Synopsis
Adulteress, traitor, heroine, or prey? In 1932, Celine Navarro was buried alive by her community in Northern California. This film digs up herstory. The filmmaker, a grieving mother, with a long-term commitment to exploring race, gender and immigration, digs up Celine Navarro’s story, exposing silences that haunt Filipin@x American communities today, along with Celine Navarro’s family, community members and scholars who know different details about this largely untold event in American history.
Project Summary
THE CELINE ARCHIVE is a creative documentary that brings together animation, portraiture, interviews, site visits, and archival materials to explore the story of Celine Navarro, a Filipin@ immigrant woman murdered by her community in 1932. Seven Filipin@ men and women kidnapped her, tried her for crimes of morality (adultery and stealing from her husband), made her crawl on beans, stoned her, and then buried her alive before they were acquitted in a prominent case that captivated Americans and the world.

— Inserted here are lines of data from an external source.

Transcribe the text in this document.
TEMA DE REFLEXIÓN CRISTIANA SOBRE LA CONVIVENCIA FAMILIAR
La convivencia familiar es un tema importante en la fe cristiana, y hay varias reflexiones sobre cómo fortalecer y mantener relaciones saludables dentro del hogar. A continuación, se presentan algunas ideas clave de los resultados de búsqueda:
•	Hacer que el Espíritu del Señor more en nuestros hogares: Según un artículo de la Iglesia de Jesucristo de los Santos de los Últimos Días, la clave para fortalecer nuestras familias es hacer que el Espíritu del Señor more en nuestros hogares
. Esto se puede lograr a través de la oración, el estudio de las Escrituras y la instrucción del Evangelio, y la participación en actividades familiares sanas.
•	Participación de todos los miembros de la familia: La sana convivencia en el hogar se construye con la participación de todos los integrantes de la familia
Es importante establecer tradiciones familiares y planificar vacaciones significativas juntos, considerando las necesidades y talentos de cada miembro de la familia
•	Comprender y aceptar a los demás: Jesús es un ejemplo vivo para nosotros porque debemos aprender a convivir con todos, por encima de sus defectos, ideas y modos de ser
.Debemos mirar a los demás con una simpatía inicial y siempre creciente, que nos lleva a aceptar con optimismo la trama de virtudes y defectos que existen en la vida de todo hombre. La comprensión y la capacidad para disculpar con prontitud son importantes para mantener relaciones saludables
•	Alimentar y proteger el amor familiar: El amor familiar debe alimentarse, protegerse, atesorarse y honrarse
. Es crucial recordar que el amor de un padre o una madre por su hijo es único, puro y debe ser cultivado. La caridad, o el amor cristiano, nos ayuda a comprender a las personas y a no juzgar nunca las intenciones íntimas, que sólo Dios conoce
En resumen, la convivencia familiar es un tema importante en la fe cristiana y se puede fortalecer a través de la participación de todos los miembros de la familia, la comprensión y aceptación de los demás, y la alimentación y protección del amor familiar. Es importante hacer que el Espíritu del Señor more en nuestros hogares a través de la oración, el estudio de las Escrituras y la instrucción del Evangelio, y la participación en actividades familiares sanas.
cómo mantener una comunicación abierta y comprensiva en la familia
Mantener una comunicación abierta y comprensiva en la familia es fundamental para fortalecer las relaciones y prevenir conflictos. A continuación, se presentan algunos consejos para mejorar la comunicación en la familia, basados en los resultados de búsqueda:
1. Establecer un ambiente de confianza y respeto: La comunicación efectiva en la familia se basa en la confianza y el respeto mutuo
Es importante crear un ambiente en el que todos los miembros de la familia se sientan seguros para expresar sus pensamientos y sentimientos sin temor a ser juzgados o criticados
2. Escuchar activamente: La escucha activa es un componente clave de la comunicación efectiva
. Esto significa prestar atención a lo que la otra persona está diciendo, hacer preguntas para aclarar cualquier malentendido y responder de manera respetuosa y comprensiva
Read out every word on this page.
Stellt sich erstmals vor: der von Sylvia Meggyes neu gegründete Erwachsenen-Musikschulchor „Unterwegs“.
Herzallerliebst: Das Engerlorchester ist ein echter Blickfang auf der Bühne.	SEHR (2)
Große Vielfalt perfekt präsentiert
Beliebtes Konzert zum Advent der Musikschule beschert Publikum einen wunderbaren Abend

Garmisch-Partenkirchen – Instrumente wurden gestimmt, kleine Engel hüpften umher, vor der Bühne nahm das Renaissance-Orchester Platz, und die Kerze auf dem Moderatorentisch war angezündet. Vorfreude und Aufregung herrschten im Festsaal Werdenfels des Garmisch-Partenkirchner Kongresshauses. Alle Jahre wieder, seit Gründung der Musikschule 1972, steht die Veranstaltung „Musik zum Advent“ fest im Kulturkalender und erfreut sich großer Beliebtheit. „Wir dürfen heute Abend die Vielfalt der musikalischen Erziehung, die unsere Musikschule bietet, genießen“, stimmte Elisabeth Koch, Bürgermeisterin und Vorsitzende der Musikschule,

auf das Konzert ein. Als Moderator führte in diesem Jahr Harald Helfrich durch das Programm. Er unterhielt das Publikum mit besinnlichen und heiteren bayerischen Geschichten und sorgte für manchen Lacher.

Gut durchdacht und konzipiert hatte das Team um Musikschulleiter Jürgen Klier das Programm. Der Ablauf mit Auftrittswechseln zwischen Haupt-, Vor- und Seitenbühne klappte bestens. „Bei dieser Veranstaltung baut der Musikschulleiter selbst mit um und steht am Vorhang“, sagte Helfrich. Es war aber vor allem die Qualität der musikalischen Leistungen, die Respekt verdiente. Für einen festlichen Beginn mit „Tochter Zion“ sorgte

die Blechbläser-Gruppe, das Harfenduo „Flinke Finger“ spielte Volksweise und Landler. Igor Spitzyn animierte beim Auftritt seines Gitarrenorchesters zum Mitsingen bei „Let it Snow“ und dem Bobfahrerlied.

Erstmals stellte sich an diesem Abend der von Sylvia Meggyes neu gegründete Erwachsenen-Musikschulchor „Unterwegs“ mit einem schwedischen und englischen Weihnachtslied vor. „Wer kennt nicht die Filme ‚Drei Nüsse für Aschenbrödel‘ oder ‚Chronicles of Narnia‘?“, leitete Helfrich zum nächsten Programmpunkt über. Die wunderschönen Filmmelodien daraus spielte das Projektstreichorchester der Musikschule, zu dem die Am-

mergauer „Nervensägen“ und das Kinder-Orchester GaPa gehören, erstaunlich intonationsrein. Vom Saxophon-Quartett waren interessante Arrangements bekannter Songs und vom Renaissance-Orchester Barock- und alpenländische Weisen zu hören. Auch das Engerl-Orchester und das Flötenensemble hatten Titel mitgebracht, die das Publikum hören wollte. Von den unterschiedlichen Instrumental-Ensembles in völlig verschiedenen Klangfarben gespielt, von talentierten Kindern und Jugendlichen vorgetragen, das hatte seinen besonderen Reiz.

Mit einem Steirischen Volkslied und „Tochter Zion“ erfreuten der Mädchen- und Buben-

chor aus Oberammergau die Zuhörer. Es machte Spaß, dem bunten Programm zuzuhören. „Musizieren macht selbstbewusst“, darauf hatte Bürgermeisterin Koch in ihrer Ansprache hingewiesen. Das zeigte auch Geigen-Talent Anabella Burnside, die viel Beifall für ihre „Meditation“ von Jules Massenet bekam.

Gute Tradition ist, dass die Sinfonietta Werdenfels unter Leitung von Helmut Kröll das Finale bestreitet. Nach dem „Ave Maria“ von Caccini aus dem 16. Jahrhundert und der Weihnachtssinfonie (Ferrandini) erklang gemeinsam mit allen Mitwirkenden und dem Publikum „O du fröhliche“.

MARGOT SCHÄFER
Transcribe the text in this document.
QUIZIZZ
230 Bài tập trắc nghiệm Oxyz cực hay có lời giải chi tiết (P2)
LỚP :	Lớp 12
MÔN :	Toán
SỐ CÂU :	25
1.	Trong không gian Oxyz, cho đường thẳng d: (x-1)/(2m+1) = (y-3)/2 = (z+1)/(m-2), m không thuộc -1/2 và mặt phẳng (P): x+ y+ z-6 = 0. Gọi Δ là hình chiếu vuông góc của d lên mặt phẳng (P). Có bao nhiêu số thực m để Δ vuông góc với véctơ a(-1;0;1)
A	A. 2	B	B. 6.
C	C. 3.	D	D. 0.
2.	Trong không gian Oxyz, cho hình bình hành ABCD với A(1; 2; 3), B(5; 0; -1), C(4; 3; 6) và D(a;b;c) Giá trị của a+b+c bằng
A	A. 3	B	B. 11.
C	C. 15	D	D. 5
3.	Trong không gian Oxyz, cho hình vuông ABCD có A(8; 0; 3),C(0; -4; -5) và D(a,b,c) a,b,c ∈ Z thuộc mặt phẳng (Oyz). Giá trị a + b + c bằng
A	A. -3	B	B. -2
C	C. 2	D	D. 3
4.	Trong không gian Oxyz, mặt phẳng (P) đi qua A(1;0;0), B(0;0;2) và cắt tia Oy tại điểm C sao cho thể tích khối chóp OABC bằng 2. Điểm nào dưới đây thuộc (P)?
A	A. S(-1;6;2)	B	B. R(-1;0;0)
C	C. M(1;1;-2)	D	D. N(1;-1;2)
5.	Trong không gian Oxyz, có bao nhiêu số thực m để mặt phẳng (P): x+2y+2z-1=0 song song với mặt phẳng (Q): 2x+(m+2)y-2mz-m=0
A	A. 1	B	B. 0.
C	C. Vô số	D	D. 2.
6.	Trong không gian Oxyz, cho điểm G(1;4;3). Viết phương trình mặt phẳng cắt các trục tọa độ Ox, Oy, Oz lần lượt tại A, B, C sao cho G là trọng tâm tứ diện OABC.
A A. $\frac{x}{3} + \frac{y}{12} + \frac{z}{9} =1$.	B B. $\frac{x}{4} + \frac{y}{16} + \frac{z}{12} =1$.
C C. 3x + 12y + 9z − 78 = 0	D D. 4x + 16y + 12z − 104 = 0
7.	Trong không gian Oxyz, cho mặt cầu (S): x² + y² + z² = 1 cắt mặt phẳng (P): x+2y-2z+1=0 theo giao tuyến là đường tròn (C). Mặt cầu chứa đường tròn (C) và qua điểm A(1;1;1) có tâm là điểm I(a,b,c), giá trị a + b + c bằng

Celine Navarro may have committed adultery. There is no proof beyond the accusations passionately forwarded. She may have been considered a traitor for how she betrayed the fraternal organization Caballeros Dimas Alang when reporting a crime committed by its members who ended up in San Quentin Prison. To betray the organization that counted on loyalty supposedly led to her punishment. Another version of this story is that the crime she reported was one of gendered violence—rendering Celine as a brave and courageous pioneering feminist who refused to be silenced. A final version presented by her sisters, women in their 80s, who recorded their version of the story in the archives of the Filipino American National Historical Society, is that she was preyed upon by a community leader who desired her and was encouraged by her ambitious husband to comply. The leader’s wife became jealous and was first to stone Celine. We do not know the real story. These are the four versions uncovered in the film.